Son zamanlarda, halkın deyişi ile "ağzı olan konuşuyor". Sorun, ağzı kendisinin olanın konuşmasında değil, ama ağzını başka yerlere dayayarak konuşanlarda sorun. Ne demek mi?
En başta iki şeye açıklık getireyim. İlki, böyle bir başlık ile bir yazı yazmamı gerektiren olaylar, şeyler ne? İkincisi de, neden "Kendini Devlet-i Aliyye'nin sahibi sanmak" başlığına!..
Ben, yıllarını Kamuda, Devletin her kademede çalışmış birisiyim. En alttan en tepeye kadar hem işleyişi hem de bu durumların ruh hallerini gördüm, yaşadım bilirim.
Hem aslanların sesini kesip, kuzu kuzu işlerini yaptıkları, hem de çakalların yerini ve yolunu bulunca avazları çıktığı kadar bağırdıklarını, havladıklarını bilirim.
Bir zamanlar Çok Partili Parlamenter Sistem varken, iktidar ortağı partilerin bakanları, kendilerine yakın buldukları ya da yanlarında getirdikleri bürokratlar ile çalışırlar idi.
Aynı parti iktidarda olsa bile bakan değişikliğinde, bu kez de her bakan kendi yakın ekibi ile çalışırdı.
Her ikisi de, profesyonel yönetim mantığı açısından yanlış değil.
Çünkü, yönetim bir savaştır.
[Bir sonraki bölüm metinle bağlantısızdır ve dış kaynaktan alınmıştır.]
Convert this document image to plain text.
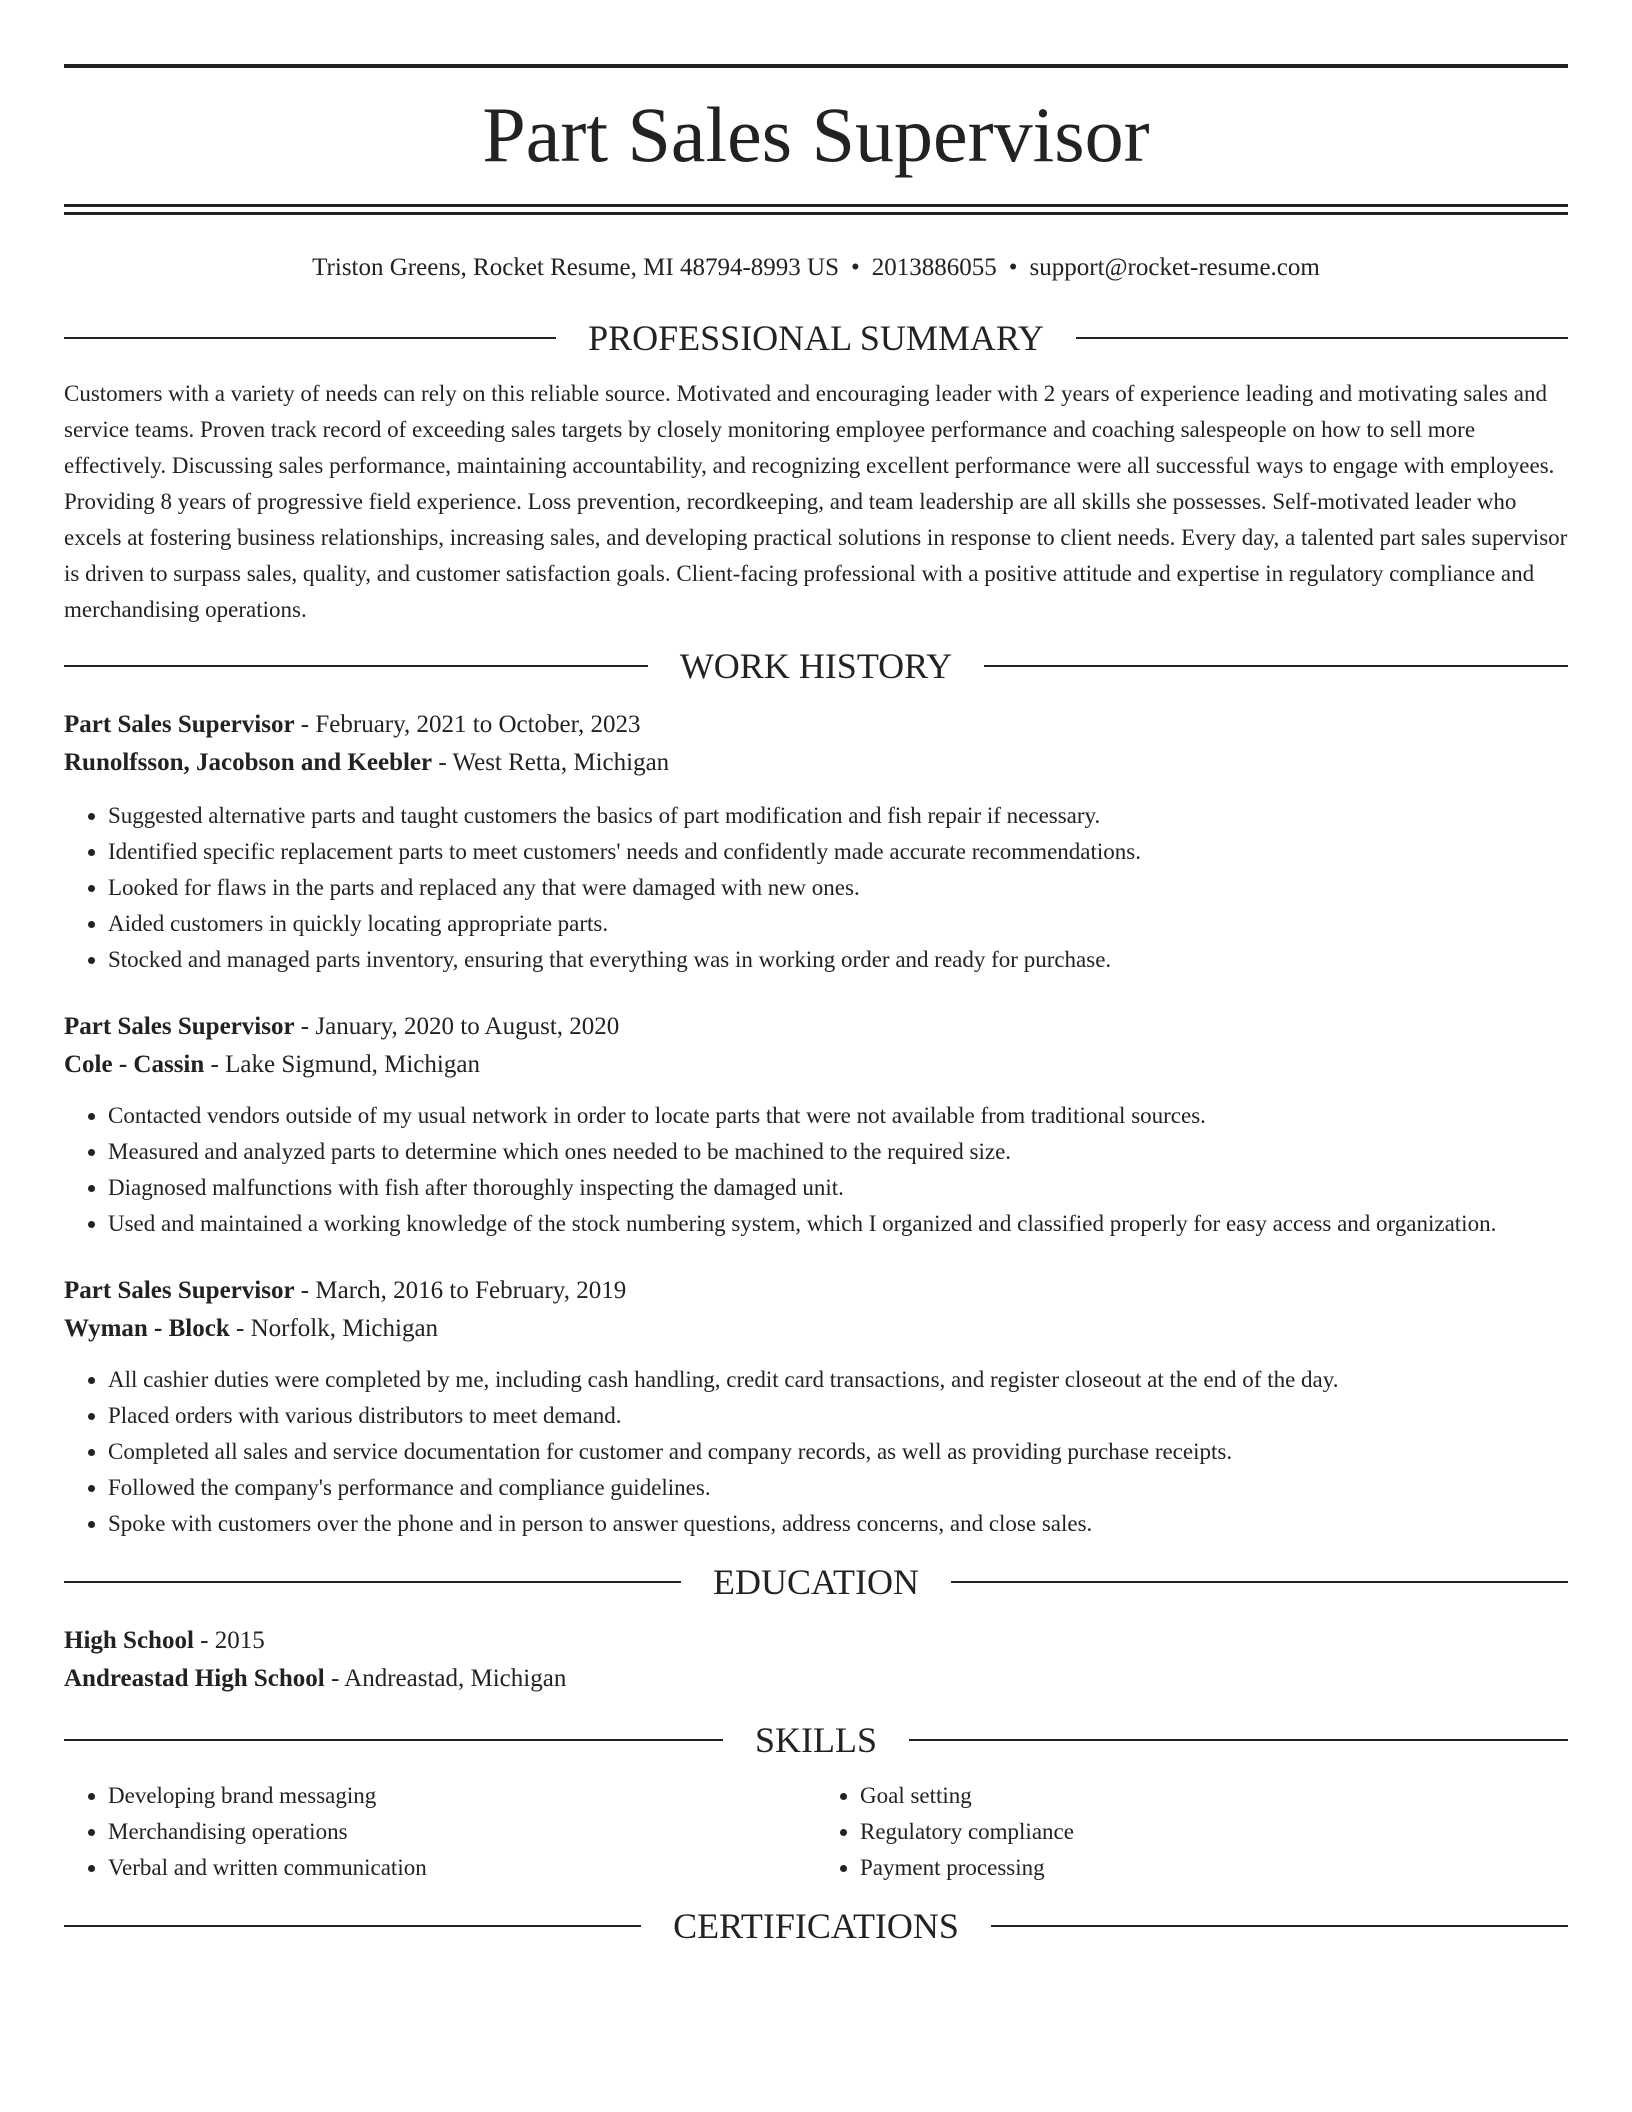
Part Sales Supervisor

Triston Greens, Rocket Resume, MI 48794-8993 US • 2013886055 • support@rocket-resume.com

PROFESSIONAL SUMMARY

Customers with a variety of needs can rely on this reliable source. Motivated and encouraging leader with 2 years of experience leading and motivating sales and service teams. Proven track record of exceeding sales targets by closely monitoring employee performance and coaching salespeople on how to sell more effectively. Discussing sales performance, maintaining accountability, and recognizing excellent performance were all successful ways to engage with employees. Providing 8 years of progressive field experience. Loss prevention, recordkeeping, and team leadership are all skills she possesses. Self-motivated leader who excels at fostering business relationships, increasing sales, and developing practical solutions in response to client needs. Every day, a talented part sales supervisor is driven to surpass sales, quality, and customer satisfaction goals. Client-facing professional with a positive attitude and expertise in regulatory compliance and merchandising operations.

WORK HISTORY

Part Sales Supervisor - February, 2021 to October, 2023

Runolfsson, Jacobson and Keebler - West Retta, Michigan

• Suggested alternative parts and taught customers the basics of part modification and fish repair if necessary.
• Identified specific replacement parts to meet customers' needs and confidently made accurate recommendations.
• Looked for flaws in the parts and replaced any that were damaged with new ones.
• Aided customers in quickly locating appropriate parts.
• Stocked and managed parts inventory, ensuring that everything was in working order and ready for purchase.

Part Sales Supervisor - January, 2020 to August, 2020

Cole - Cassin - Lake Sigmund, Michigan

• Contacted vendors outside of my usual network in order to locate parts that were not available from traditional sources.
• Measured and analyzed parts to determine which ones needed to be machined to the required size.
• Diagnosed malfunctions with fish after thoroughly inspecting the damaged unit.
• Used and maintained a working knowledge of the stock numbering system, which I organized and classified properly for easy access and organization.

Part Sales Supervisor - March, 2016 to February, 2019

Wyman - Block - Norfolk, Michigan

• All cashier duties were completed by me, including cash handling, credit card transactions, and register closeout at the end of the day.
• Placed orders with various distributors to meet demand.
• Completed all sales and service documentation for customer and company records, as well as providing purchase receipts.
• Followed the company's performance and compliance guidelines.
• Spoke with customers over the phone and in person to answer questions, address concerns, and close sales.
EDUCATION

High School - 2015

Andreastad High School - Andreastad, Michigan

SKILLS
• Developing brand messaging
• Merchandising operations
• Verbal and written communication
• Goal setting
• Regulatory compliance
• Payment processing
CERTIFICATIONS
Hedefleriniz, ilkeleriniz, projeleriniz vardır, bunu da ancak inandığınız, güvendiğiniz bilgili ve sizin (yönetici) tarzınıza uygun kişiler ile yapmanız gerek.
Buna çok somut bir örnek verip asıl konuya geçeyim.
Yönetici olduğum dönemlerde, bazı arkadaşlarım bana, "bildiğin her şeyi elemanlarına öğretiyorsun. Bir gün onlar yerini alırlar ha!.." gibisinden, hem beni koruduklarını düşündükleri hem de ne olur olmaz işin ucu kendilerine de dokunabilir kaygısı ile eleştirirler idi.
Oysa bunda bir sorun yoktu, tam tersine işin gereği idi. Çünkü, gelen iş ve yazıları birlerine havale edip, yazı ise yazmanlarını, iş ise yapmalarını istiyordum. Bunu da benim (yöneticinin) istediği şekilde yapılması gerekirdi. Bu ise, ancak, karşılıklı anlaşılma ile olurdu.
Yönetici olarak yapılmasını istediğim bir işin ya da yazılmasını istediğim bir yazının benim istediğim ya da düşündüğüm gibi yapılmaması , yazılmaması onunda yeniden , yeniden yapılması ve yazılması, bu ise zaman kaybı ve israf demekti.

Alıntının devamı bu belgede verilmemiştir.